Mick Stockinger of Uncorrelated posts on Microsoft's $300m ad campaign with Jerry Seinfeld:

It's probably hilarious to a 'Seinfeld' afficionado, and I can tell there's something there, but it's over my head. You have to feel sorry for Bill Gates. It shows a disfunctional business bringing out an ad about, well, nothing, to go with an operating system about, well, nothing.

September 05, 2008

One day later

One day later, after McCain's fatherly speech, Sarah Palin seems even more significant. She is the future. I suppose that's what others see in Obama. Thatcherites like me are projecting their hopes onto her as liberals project onto Obama. Suddenly, if McCain loses, Palin is front-runner for 2012 nominee. In a way we want to hurry up and get there, skipping over the honourable old man, but the chemistry between McCain and Palin may be special enough that this VP has real power. She'd be an operator with a mandate and a hinterland. This piece by the admirable Barbara Amiel, who is going through her own Purgatory as is Thatcher, makes interesting play with the Thatcher/Palin idea. It reminds me of François Mitterand's aperçu about Thatcher: she has the eyes of Caligula and the lips of Marilyn Monroe.

McCain's speech

I gave up after 24 minutes. He's not wrong, just boring, which may be effective in the context. My mind kept drifting to McCain's betrayals of conservatism like the Gang of 14 and shamnesty and Global Warming and offshore drilling (against, now for) and ANWR (still against) and populist slurs on speculation and Big Oil. I trust his sincerity, but not his understanding of the abstractions which underpin good, stickable, co-ordinated policy. That appreciation took Thatcher through fire. Let's face it, President McCain will need perpetually to be corraled by conservatives, but I don't know what leverage they'll have. Maybe McCain's finally internalised that the msm is a pit of snakes rather than a political base, so that he'll get his kicks from sticking it up them instead of sticking it up conservatives.

September 04, 2008

A star is born

Piper Palin has my heart. She's almost as scrumptious as my youngest. Seeing her lick her hand to wet down Trig's hair made me want to lean into the screen and kiss her.
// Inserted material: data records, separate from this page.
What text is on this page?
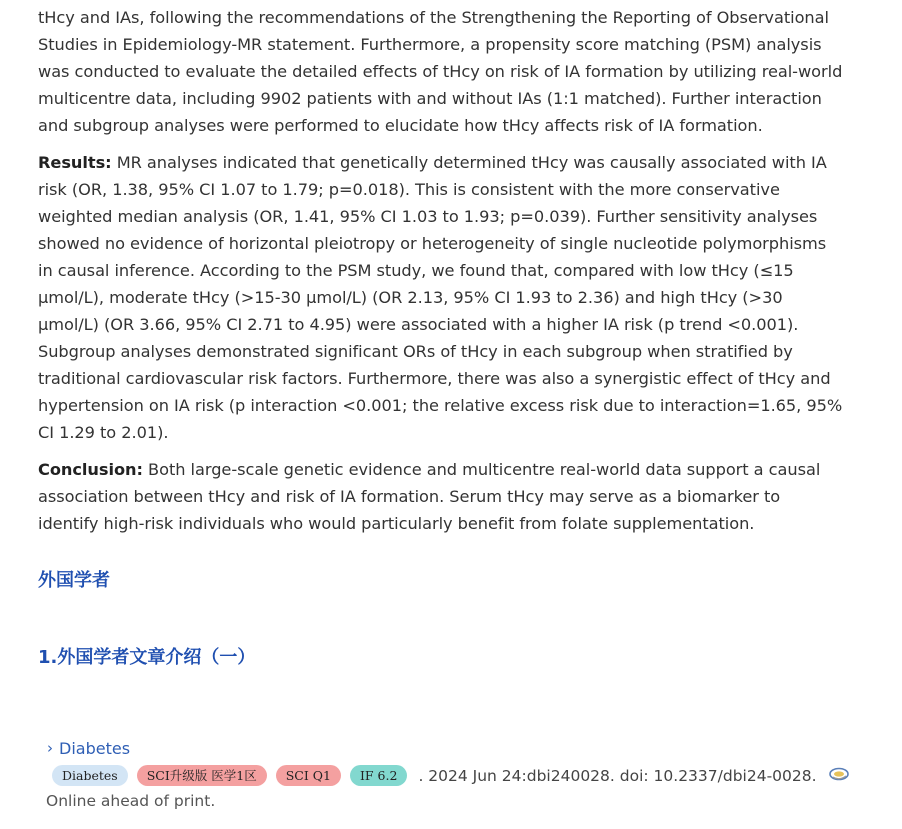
tHcy and IAs, following the recommendations of the Strengthening the Reporting of Observational Studies in Epidemiology-MR statement. Furthermore, a propensity score matching (PSM) analysis was conducted to evaluate the detailed effects of tHcy on risk of IA formation by utilizing real-world multicentre data, including 9902 patients with and without IAs (1:1 matched). Further interaction and subgroup analyses were performed to elucidate how tHcy affects risk of IA formation.

Results: MR analyses indicated that genetically determined tHcy was causally associated with IA risk (OR, 1.38, 95% CI 1.07 to 1.79; p=0.018). This is consistent with the more conservative weighted median analysis (OR, 1.41, 95% CI 1.03 to 1.93; p=0.039). Further sensitivity analyses showed no evidence of horizontal pleiotropy or heterogeneity of single nucleotide polymorphisms in causal inference. According to the PSM study, we found that, compared with low tHcy (≤15 μmol/L), moderate tHcy (>15-30 μmol/L) (OR 2.13, 95% CI 1.93 to 2.36) and high tHcy (>30 μmol/L) (OR 3.66, 95% CI 2.71 to 4.95) were associated with a higher IA risk (p trend <0.001). Subgroup analyses demonstrated significant ORs of tHcy in each subgroup when stratified by traditional cardiovascular risk factors. Furthermore, there was also a synergistic effect of tHcy and hypertension on IA risk (p interaction <0.001; the relative excess risk due to interaction=1.65, 95% CI 1.29 to 2.01).

Conclusion: Both large-scale genetic evidence and multicentre real-world data support a causal association between tHcy and risk of IA formation. Serum tHcy may serve as a biomarker to identify high-risk individuals who would particularly benefit from folate supplementation.

外国学者
1.外国学者文章介绍（一）
› Diabetes
Diabetes	SCI升级版 医学1区	SCI Q1	IF 6.2	. 2024 Jun 24:dbi240028. doi: 10.2337/dbi24-0028.
Online ahead of print.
This whole process is like watching a body that seemed beaten start to fight off a wasting disease. A lot more is being played out here than a Presidential election in America.

Snobs' corner

I've let myself be drawn into battle with British liberals here in a thread about the US election.

Over lawyered

VDH points out that:
every Democratic presidential nominee for president and vice president in the last seven elections — except Gore, who dropped out of law school to run for Congress — has been a lawyer.
Can't resist it: You have a rifle, 2 bullets and face a lawyer and a charging tiger. What do you do? You shoot the lawyer twice to make sure he's dead.